First round of drug testing leaves the community with questions

First+round+of+drug+testing+leaves+the+community+with+questions

Riley Vradenburg

BY RILEY VRADENBURG (‘18)

Students and community members voiced concern after a student who had opted out of drug testing was picked for the first round of drug testing on Sept. 25, the Monday following the Homecoming Dance.

Participants in all fall sports had to sign an opt in or opt out form prior to the start of the season. This ensures that the school had permission to test opted in students randomly.

Senior Ruby Yearling had opted out of the process at the beginning of the school year. However, she was mistakenly called down to be drug tested. Ruby has previously spoken about her opposition of the drug testing on many occasions, including the original board meeting.

Ruby informed Assistant Principal Scott Carpenter that she opted out, and once her form was located, she was sent back to class, as reported by Granville Walks.

This raised many red flags not only for students, but for members of the community as well.

“It was simply human error,” Durst said. “She got put in the wrong binder.”

Principal Matthew Durst said they use a testing vendor called Sport Safe to generate all logistics and results of the process.
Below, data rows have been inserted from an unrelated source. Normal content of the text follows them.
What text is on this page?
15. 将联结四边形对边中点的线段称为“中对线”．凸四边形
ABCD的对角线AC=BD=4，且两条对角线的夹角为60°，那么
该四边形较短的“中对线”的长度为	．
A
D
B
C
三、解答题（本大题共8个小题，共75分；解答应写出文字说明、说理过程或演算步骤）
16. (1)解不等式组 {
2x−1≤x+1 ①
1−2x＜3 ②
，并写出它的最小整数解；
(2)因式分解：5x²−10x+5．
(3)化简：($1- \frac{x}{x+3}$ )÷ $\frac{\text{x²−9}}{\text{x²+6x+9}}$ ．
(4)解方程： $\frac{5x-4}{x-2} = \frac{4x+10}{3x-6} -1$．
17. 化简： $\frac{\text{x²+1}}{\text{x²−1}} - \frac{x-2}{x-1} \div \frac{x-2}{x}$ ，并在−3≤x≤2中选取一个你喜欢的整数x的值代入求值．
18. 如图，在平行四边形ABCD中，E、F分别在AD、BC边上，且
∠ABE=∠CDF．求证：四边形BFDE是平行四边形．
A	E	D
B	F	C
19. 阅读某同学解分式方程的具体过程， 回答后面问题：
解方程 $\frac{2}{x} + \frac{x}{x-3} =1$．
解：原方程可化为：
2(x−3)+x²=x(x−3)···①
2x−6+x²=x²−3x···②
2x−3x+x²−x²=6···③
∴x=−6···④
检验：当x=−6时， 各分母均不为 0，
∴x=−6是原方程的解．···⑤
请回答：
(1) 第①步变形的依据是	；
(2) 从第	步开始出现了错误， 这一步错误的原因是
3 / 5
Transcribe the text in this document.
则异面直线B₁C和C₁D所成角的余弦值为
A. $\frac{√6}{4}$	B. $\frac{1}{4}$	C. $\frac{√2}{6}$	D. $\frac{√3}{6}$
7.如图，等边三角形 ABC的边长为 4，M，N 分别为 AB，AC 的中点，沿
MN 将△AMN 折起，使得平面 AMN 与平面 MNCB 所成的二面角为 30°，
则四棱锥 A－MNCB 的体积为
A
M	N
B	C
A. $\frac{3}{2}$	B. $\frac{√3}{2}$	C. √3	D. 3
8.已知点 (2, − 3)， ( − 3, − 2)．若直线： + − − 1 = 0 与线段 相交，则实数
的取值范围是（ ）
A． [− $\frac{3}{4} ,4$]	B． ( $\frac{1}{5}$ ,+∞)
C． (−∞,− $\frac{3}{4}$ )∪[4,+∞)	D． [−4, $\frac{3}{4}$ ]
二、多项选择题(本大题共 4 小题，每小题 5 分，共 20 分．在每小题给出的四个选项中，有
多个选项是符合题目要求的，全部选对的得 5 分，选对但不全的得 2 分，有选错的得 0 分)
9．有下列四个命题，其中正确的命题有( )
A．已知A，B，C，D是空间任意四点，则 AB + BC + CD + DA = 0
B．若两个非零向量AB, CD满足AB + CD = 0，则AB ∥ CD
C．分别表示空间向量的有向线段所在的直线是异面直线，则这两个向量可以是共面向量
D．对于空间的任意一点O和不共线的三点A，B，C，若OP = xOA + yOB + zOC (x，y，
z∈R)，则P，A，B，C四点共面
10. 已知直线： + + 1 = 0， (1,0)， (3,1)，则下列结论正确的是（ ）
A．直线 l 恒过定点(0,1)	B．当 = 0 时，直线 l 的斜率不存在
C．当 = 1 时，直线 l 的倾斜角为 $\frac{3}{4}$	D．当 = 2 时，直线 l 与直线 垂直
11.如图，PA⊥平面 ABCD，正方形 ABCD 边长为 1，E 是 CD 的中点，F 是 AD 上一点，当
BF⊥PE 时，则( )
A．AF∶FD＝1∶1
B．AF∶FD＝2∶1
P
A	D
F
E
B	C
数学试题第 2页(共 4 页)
There are two separate binders to store opt in and opt out forms.

“Roughly 200 names are on the opt in list,”  Durst said. “We tell the company how many students we would like to test and on what day. The company then forms a randomly selected list. In this case, we told the company that we wanted to test 20 students on Monday, Sept. 25.”

The list of students selected to be tested was sent to the office on the Friday before Homecoming.

“The testing occurs in the bathroom near the athletic office because we knew that it was an isolated area where only one person would go in and one person would come out,” Durst said.

Students were pulled out of elective classes and study halls in order to best avoid missing any core classwork.

“Overall, testing took approximately two hours to complete” Durst said.

In efforts to avoid this kind of mistake in the future, new practices have been put in place to better foolproof the process.

“After the first test, we will add an additional layer,” Durst said. “When we receive the list of students to be tested, we will also retrieve all consent forms.”